De manera que, de momento, hay que contentarse con lo que sí se sabe. Y se saben ya muchas cosas. Por ejemplo, que existe una gran capacidad de movilización política por cuestiones de gran calado formal que contrasta con las lágrimas de cocodrilo de los que lloran los altos niveles de desafecto hacia la política y también con los que consideran que al ciudadano sólo le interesa la gestión favorable a sus intereses más egoístas. Tomen nota, señores políticos, no sólo de lo que interesa, sino de lo que «realmente moviliza» al ciudadano. También sabemos ya que no se trata de un movimiento reactivo, sino del resultado de un convencimiento racional. Si fuera reactivo, tal como algunos sospechan para su propia tranquilidad, las últimas afrentas del Tribunal Constitucional habrían disparado la participación, y no ha sido así. Los participantes en las consultas ya se suelen situar más allá de lo que pueda dictar el TC, y ni la inhibición improbable del mismo ante los recursos de socialistas y populares no cambiaría las cosas. En tercer lugar, quien quiera conocer el alcance de las consultas, que estudie el perfil de organizadores y de votantes que se declaran independentistas: edades y sexo, perfiles profesionales, o antecedentes en la militancia política, para empezar. Si lo hacen, verán que están lejísimos de los tópicos antisistema o antiespañol que suele atribuírseles simplemente por comodidad mental de los que se sienten asustados ante el nuevo mapa político que anuncian.

En estos momentos, en Catalunya, la pelota de las grandes incertidumbres no está principalmente en el tejado independentista, sino en el de los partidos que hasta ahora han tenido oportunidad de gobernar y han dibujado el centro y sus márgenes interiores. ¿Por qué sería ahora más razonable – assenyat- seguir apostando por un federalismo imposible o un autonomismo acabado? ¿Qué pingües réditos políticos se sacarían de un nuevo pacto de apoyo catalán a un gobierno español tan débil y a punto de perder las próximas elecciones como el actual? ¿Tiene sentido seguir buscando el choque con el Estado cuando el hastío por la confrontación no acerca a las urnas sino que aleja de ellas?

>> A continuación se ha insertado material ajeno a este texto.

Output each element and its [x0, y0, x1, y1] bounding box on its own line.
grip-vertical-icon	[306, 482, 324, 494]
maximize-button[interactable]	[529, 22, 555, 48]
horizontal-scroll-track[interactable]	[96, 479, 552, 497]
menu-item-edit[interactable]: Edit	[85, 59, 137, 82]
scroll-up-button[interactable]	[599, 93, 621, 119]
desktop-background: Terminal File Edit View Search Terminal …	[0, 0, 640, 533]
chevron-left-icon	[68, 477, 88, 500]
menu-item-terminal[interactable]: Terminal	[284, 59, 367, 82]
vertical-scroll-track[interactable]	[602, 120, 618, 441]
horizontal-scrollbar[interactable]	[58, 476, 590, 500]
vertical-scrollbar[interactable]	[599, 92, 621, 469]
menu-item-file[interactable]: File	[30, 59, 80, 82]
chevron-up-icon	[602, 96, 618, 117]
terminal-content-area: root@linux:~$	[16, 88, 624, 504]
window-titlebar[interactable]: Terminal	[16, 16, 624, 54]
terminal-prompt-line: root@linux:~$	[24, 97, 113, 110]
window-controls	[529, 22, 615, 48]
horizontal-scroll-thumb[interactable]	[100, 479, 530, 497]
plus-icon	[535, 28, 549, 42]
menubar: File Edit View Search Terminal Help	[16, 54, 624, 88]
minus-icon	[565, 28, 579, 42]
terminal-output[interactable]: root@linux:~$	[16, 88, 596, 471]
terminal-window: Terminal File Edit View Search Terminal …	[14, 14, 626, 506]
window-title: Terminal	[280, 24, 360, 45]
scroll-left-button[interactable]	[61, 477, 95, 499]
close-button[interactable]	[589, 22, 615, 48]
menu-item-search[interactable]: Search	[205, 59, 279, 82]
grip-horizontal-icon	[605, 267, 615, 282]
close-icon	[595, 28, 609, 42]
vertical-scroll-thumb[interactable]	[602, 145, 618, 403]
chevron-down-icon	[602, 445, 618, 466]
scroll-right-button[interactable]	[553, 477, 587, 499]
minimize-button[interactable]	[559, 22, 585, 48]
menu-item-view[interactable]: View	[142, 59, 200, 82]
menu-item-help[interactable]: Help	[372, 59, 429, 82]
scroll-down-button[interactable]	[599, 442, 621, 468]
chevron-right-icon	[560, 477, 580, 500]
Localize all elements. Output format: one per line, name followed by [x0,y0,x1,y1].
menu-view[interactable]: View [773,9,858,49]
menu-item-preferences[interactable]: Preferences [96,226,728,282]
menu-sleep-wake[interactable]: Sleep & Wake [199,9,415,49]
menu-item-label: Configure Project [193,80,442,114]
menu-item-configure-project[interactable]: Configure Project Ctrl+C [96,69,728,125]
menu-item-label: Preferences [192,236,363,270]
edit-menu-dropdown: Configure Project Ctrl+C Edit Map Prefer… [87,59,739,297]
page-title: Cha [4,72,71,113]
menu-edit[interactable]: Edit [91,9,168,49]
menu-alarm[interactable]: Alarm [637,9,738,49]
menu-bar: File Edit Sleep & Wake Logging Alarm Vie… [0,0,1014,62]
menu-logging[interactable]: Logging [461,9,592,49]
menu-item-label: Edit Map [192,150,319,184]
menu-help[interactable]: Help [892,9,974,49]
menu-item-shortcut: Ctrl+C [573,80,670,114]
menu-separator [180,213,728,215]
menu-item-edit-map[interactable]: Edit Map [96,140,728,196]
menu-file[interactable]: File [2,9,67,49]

El independentismo tiene mucho por demostrar, como en su día tuvo que convencer el autonomismo que ahora están enterrando sus herederos. Un autonomismo que en su día también fue visto como un aventurismo político que no se sabía en qué acabaría y que había que cortar a golpe de sable. Nuevos tiempos, nuevas centralidades, nuevas ilusiones, nuevas apuestas. ¿Dónde está el progreso, dónde el conservadurismo y dónde la reacción?